I have data that is mostly organized in a way that I can convert and import into a spreadsheet. But certain lines have carriage returns and text that my current batch file won't use.
Good Data:
Pipers Cove × 2 $25.00
Pipers Cove Petite × 2 $25.00
Pipers Cove Plus × 2 $25.00
Nordic Club × 2 $25.00
Whiteout × 1 $12.50
Bad Data:
Pipers Cove Kids × 2
Size:
Large - ages 10 to 12
$20.00
Pipers Cove Kids × 2
Size:
Medium - ages 6 to 8
$20.00
Pipers Cove Kids × 2
Size:
Small - ages 2 to 4
$20.00
I need to remove the 2 lines starting with Size
, Small
, Medium
, or Large
and have the dollar amount follow the quantity number so my batch file can convert it to a CSV file and so on.
@ECHO OFF
SETLOCAL
SET "sourcedir=U:\sourcedir"
SET "destdir=U:\destdir"
SET "filename1=%sourcedir%\q40953616.txt"

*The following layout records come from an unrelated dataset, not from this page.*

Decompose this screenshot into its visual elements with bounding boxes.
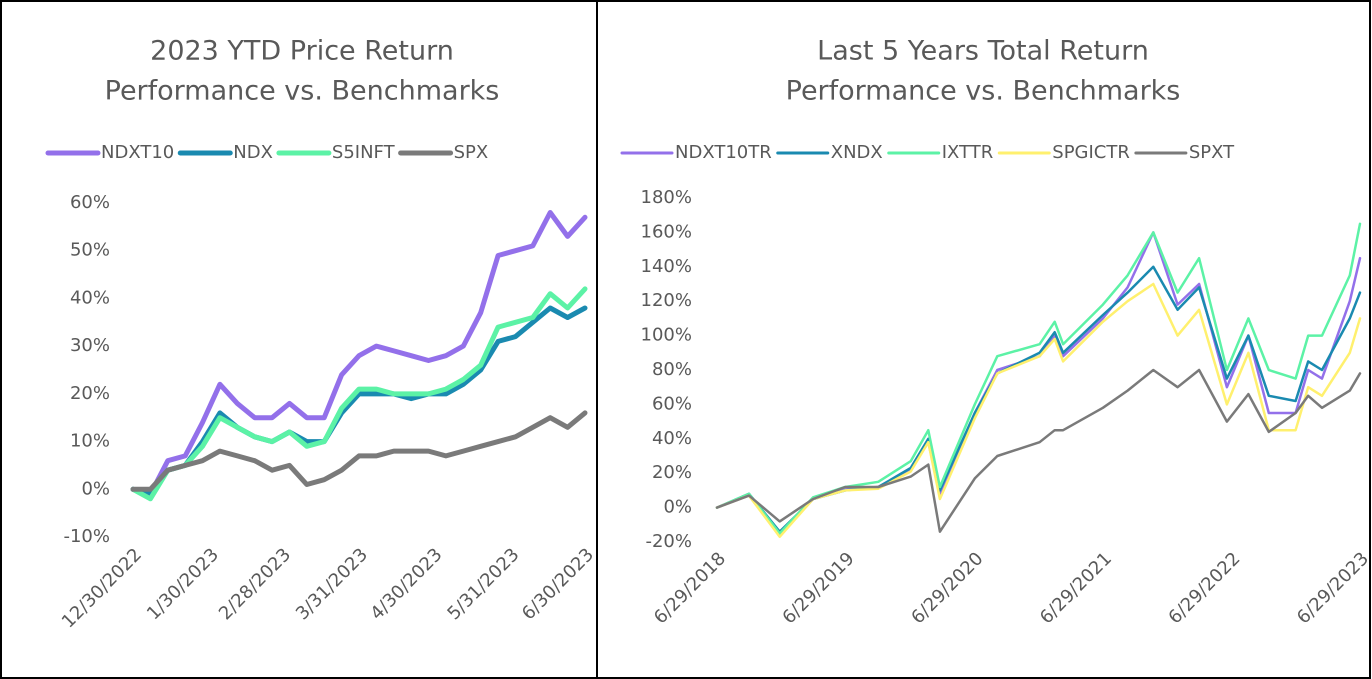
series-line xyxy=(130,286,588,502)
y-tick-label: 10% xyxy=(70,431,110,452)
y-tick-label: 140% xyxy=(641,256,692,277)
chart-title: Performance vs. Benchmarks xyxy=(786,76,1181,107)
legend-label: XNDX xyxy=(831,142,883,163)
y-tick-label: 60% xyxy=(70,192,110,213)
legend-label: IXTTR xyxy=(942,142,994,163)
y-tick-label: 30% xyxy=(70,335,110,356)
series-line xyxy=(715,368,1362,533)
legend-label: SPXT xyxy=(1189,142,1235,163)
y-tick-label: 80% xyxy=(652,359,692,380)
y-tick-label: -20% xyxy=(645,531,692,552)
y-tick-label: 120% xyxy=(641,290,692,311)
y-tick-label: 100% xyxy=(641,325,692,346)
y-tick-label: 0% xyxy=(81,478,110,499)
series-line xyxy=(715,222,1362,535)
legend-label: NDXT10 xyxy=(101,142,174,163)
legend-label: S5INFT xyxy=(332,142,396,163)
series-line xyxy=(130,210,588,497)
legend-label: NDXT10TR xyxy=(675,142,772,163)
series-line xyxy=(130,410,588,492)
y-tick-label: 50% xyxy=(70,240,110,261)
y-tick-label: 160% xyxy=(641,221,692,242)
y-tick-label: 40% xyxy=(70,287,110,308)
y-tick-label: 60% xyxy=(652,393,692,414)
y-tick-label: 40% xyxy=(652,428,692,449)
legend-label: SPGICTR xyxy=(1052,142,1130,163)
y-tick-label: 180% xyxy=(641,187,692,208)
legend-label: SPX xyxy=(454,142,489,163)
y-tick-label: 0% xyxy=(663,497,692,518)
legend-label: NDX xyxy=(233,142,273,163)
y-tick-label: 20% xyxy=(652,462,692,483)
y-tick-label: -10% xyxy=(63,526,110,547)
series-line xyxy=(715,282,1362,539)
chart-title: 2023 YTD Price Return xyxy=(150,36,454,67)
chart-title: Performance vs. Benchmarks xyxy=(105,76,500,107)
y-tick-label: 20% xyxy=(70,383,110,404)
chart-title: Last 5 Years Total Return xyxy=(817,36,1149,67)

SET "outfile=%destdir%\outfile.txt"
SET "part1="
(
FOR /f "usebackqdelims=" %%i IN ("%filename1%") DO (
ECHO %%i|FIND "$" >NUL
IF ERRORLEVEL 1 (
REM $ not found - set part1 on first such line
IF NOT DEFINED part1 SET "part1=%%i"
) ELSE (
REM $ found - see whether at start or not
FOR /f "tokens=1*delims=$" %%a IN ("%%i") DO (
IF "%%b"=="" (
REM at start - combine and output and reset part1
CALL ECHO %%part1%% %%i
SET "part1="
) ELSE (
ECHO %%i
)
)
)
)
)>"%outfile%"
GOTO :EOF
You would need to change the settings of sourcedir
and destdir
to suit your circumstances.
I used a file named q40953616.txt
containing your data for my testing.
Produces the file defined as %outfile%
Scan each line of the file. If the line does not contain $
then save the first such line in part1
.
Otherwise, tokenise the line. If there is only 1 token, then the $
is at the start of the line, so it needs to be output combined with part1
Otherwise, just regurgitate the line.
Although you did not show any own efforts, I decided to provide a solution as the task at hand appears not that trivial to me.
The following script -- let us call it clean-up-text-file.bat
-- ignores only lines that begin with the words you specified. Any other lines are appended to the previous one until a $
sign is encountered, in which case a new ine is started. With this method, no lines can get lost unintentionally.
@echo off
setlocal EnableExtensions DisableDelayedExpansion
rem // Define constants here:
set _WORDS="Size","Small","Medium","Large"
for %%F in (%*) do (
set "COLL=" & set "FILE=%%~F"
for /F delims^=^ eol^= %%L in ('type "%%~F" ^& ^> "%%~F" rem/') do (
set "LINE=%%L"
(echo("%%L" | > nul find "$") && (
setlocal EnableDelayedExpansion
>> "!FILE!" echo(!COLL!!LINE!
endlocal
set "COLL="
) || (
set "FLAG="
for %%K in (%_WORDS%) do (
(echo("%%L" | > nul findstr /I /R /B /C:^^^"\"%%~K\>") && (
set "FLAG=#"
)
)
if not defined FLAG (
setlocal EnableDelayedExpansion
rem // The following line contains a TAB character!
for /F "delims=" %%E in (^""!COLL!!LINE! "^") do (
endlocal
set "COLL=%%~E"
)
)
)
)
)
endlocal
exit /B
To use the script, provide your text file(s) as (a) command line argument(s):
clean-up-text-file.bat "good.txt" "bad.txt"
Every specified file is modified directly, so take care when testing!